Later. Ha! He's thirteen: there is no "later."

And I knew that. I knew that he needed me now, and prayed that later would be good enough. Hooray me.

And then I remember: it is a detention, nothing more. Time served, punishment meted. Small stuff.

For all that it can be sad and lonely and silent, it is small stuff.  Painful and prickly and breathtaking-- but small stuff nonetheless.  He is resilient, that boy of mine.  He is bright and funny and smart and kind and thirteen and, yeah; I'll say it again: smart.  He pushes at the boundaries to find his limits (and mine).  He's learning to taste the choices he makes, and savor how they feel against his skin.  He is becoming his own, which is, really, the whole point. 
 
This is small stuff, and these are small moments.  He lied.
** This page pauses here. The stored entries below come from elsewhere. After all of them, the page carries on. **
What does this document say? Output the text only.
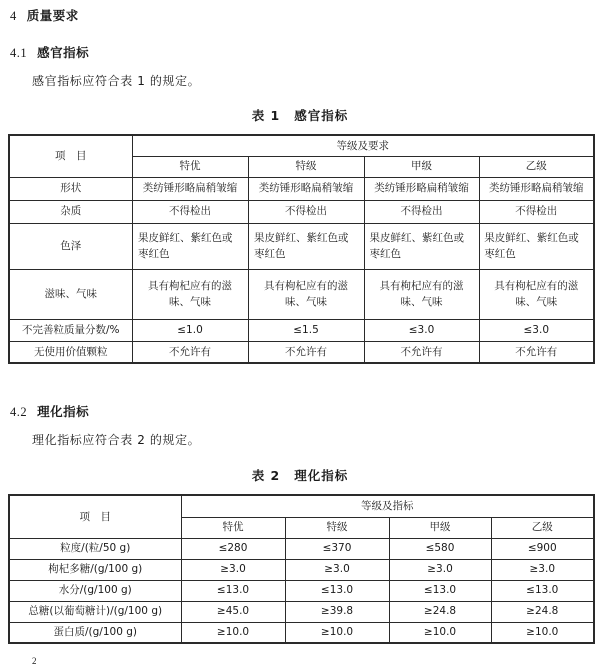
4 质量要求
4.1 感官指标
感官指标应符合表 1 的规定。
表 1 感官指标
项　目	等级及要求			
	特优	特级	甲级	乙级
形状	类纺锤形略扁稍皱缩	类纺锤形略扁稍皱缩	类纺锤形略扁稍皱缩	类纺锤形略扁稍皱缩
杂质	不得检出	不得检出	不得检出	不得检出
色泽	果皮鲜红、紫红色或枣红色	果皮鲜红、紫红色或枣红色	果皮鲜红、紫红色或枣红色	果皮鲜红、紫红色或枣红色
滋味、气味	具有枸杞应有的滋味、气味	具有枸杞应有的滋味、气味	具有枸杞应有的滋味、气味	具有枸杞应有的滋味、气味
不完善粒质量分数/%	≤1.0	≤1.5	≤3.0	≤3.0
无使用价值颗粒	不允许有	不允许有	不允许有	不允许有
4.2 理化指标
理化指标应符合表 2 的规定。
表 2 理化指标
项　目	等级及指标			
	特优	特级	甲级	乙级
粒度/(粒/50 g)	≤280	≤370	≤580	≤900
枸杞多糖/(g/100 g)	≥3.0	≥3.0	≥3.0	≥3.0
水分/(g/100 g)	≤13.0	≤13.0	≤13.0	≤13.0
总糖(以葡萄糖计)/(g/100 g)	≥45.0	≥39.8	≥24.8	≥24.8
蛋白质/(g/100 g)	≥10.0	≥10.0	≥10.0	≥10.0
2
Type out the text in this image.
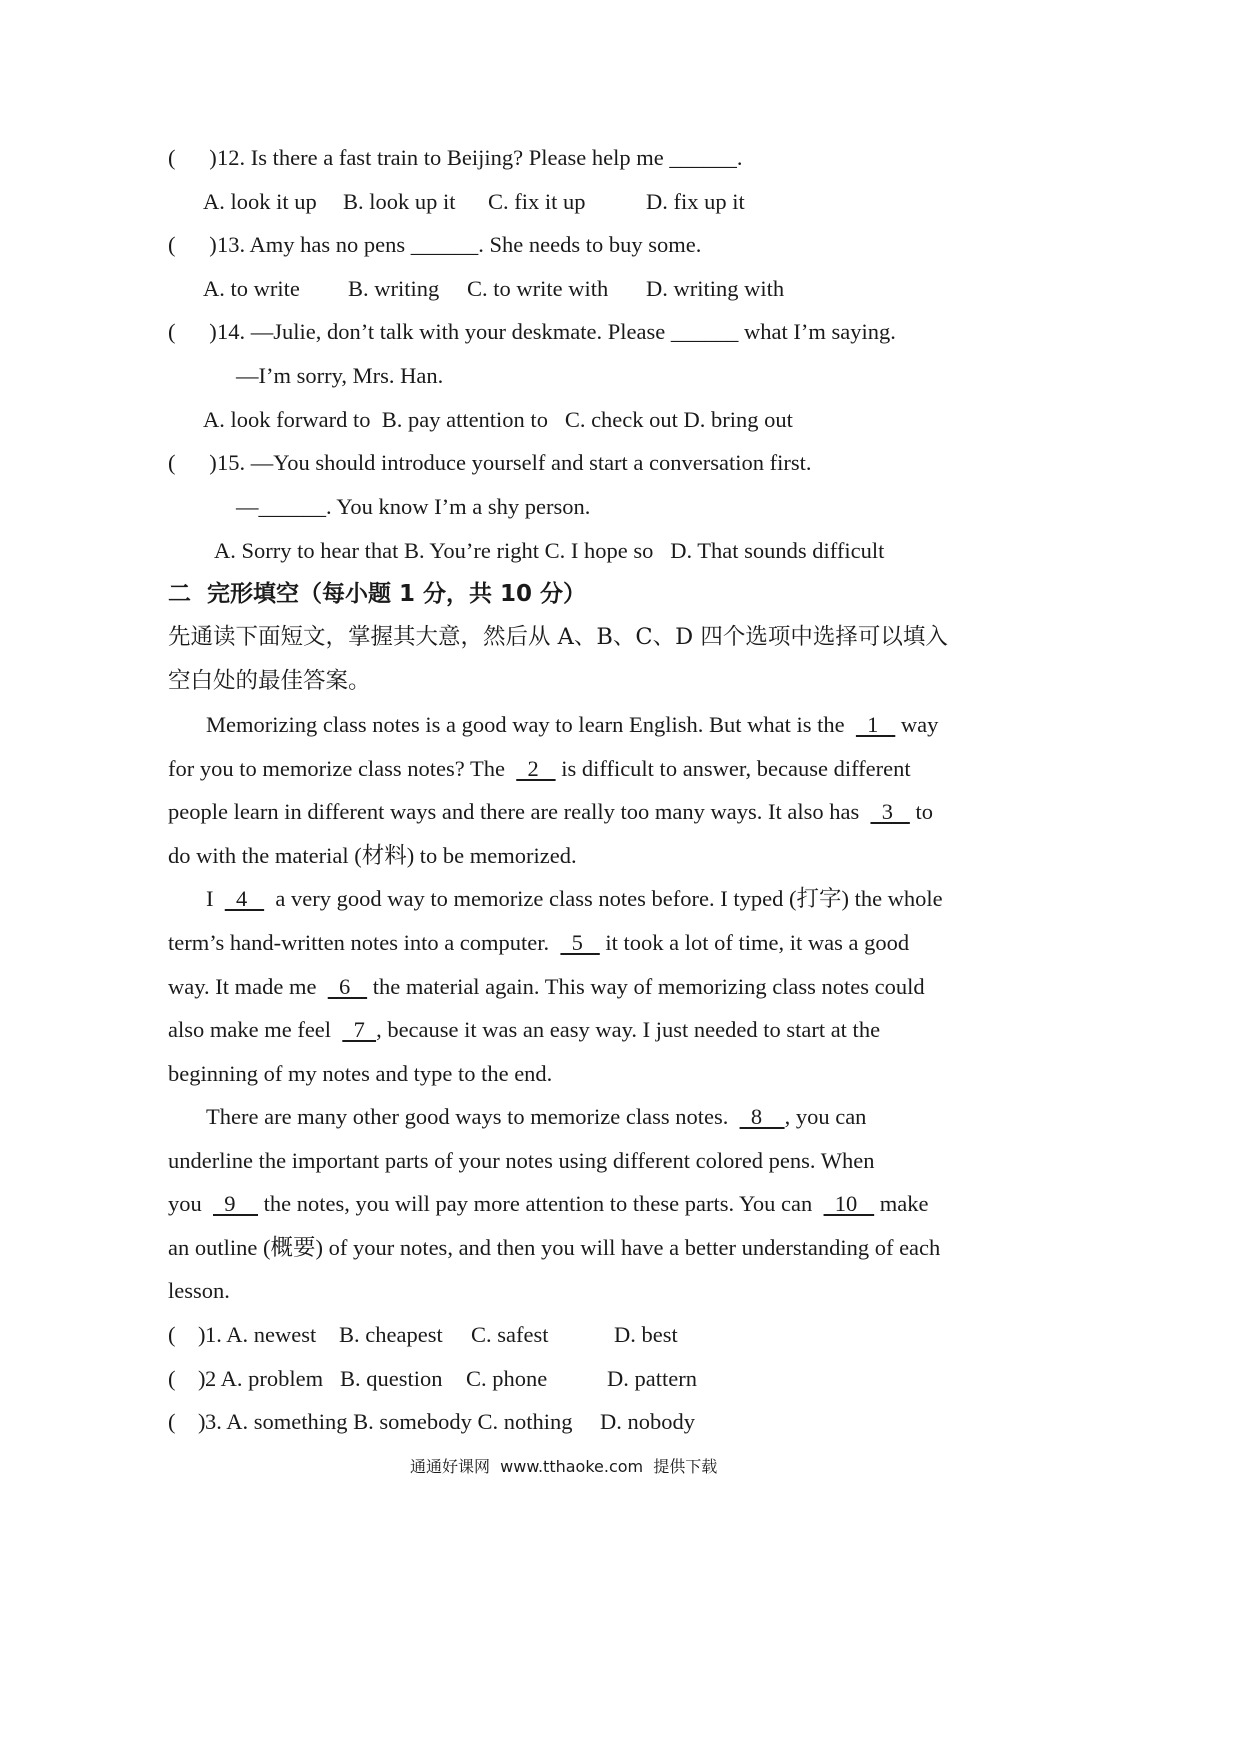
(      ) 12. Is there a fast train to Beijing? Please help me ______.
A. look it up B. look up it C. fix it up	D. fix up it
(      ) 13. Amy has no pens ______. She needs to buy some.
A. to write B. writing C. to write with D. writing with
(      ) 14. —Julie, don’t talk with your deskmate. Please ______ what I’m saying.
—I’m sorry, Mrs. Han.
A. look forward to  B. pay attention to   C. check out D. bring out
(      ) 15. —You should introduce yourself and start a conversation first.
—______. You know I’m a shy person.
A. Sorry to hear that B. You’re right C. I hope so   D. That sounds difficult
二  完形填空（每小题 1 分，共 10 分）
先通读下面短文，掌握其大意，然后从 A、B、C、D 四个选项中选择可以填入
空白处的最佳答案。
Memorizing class notes is a good way to learn English. But what is the    1    way
for you to memorize class notes? The    2    is difficult to answer, because different
people learn in different ways and there are really too many ways. It also has    3    to
do with the material (材料) to be memorized.
I    4     a very good way to memorize class notes before. I typed (打字) the whole
term’s hand-written notes into a computer.    5    it took a lot of time, it was a good
way. It made me    6    the material again. This way of memorizing class notes could
also make me feel    7  , because it was an easy way. I just needed to start at the
beginning of my notes and type to the end.
There are many other good ways to memorize class notes.    8    , you can
underline the important parts of your notes using different colored pens. When
you    9     the notes, you will pay more attention to these parts. You can    10    make
an outline (概要) of your notes, and then you will have a better understanding of each
lesson.
(    ) 1. A. newest B. cheapest C. safest	D. best
(    ) 2 A. problem B. question C. phone	D. pattern
(    ) 3. A. something B. somebody C. nothing D. nobody
通通好课网  www.tthaoke.com  提供下载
It's a detention. We survived the storm (even as I brace for the next one).  But for all that, I get friends who remind me to breathe.  They drown out the seductive song of that damned basking salamander and tell me that the small stuff is just that: small.  They tell me that even the big stuff is small. 
 
In the midst this, I have found a few small truths:  Parenting is tough (single or paired or in whatever village-shaped iteration one has cadged together to get through these moments).  I screw up, make mistakes, doubt and wonder and panic and dither.  I love my son.  Fiercely, unconditionally, wholly. I love him even when he lies, even when he gets caught.  And for all that I screw up and doubt and dither, my son knows that.  Above all else, he knows that he is loved. 
 
The trick, I think, is to breathe long enough to gather in all these moments– not just the minor panic and small fears, but the triumphs and joys, and-- most of all-- love, so that we can find that what we get, what we really get when all is said and done, is a life.  Far from perfect, far from solitary.  We get a life filled with everything and then some.  And then I remember that it is all small stuff and I am filled.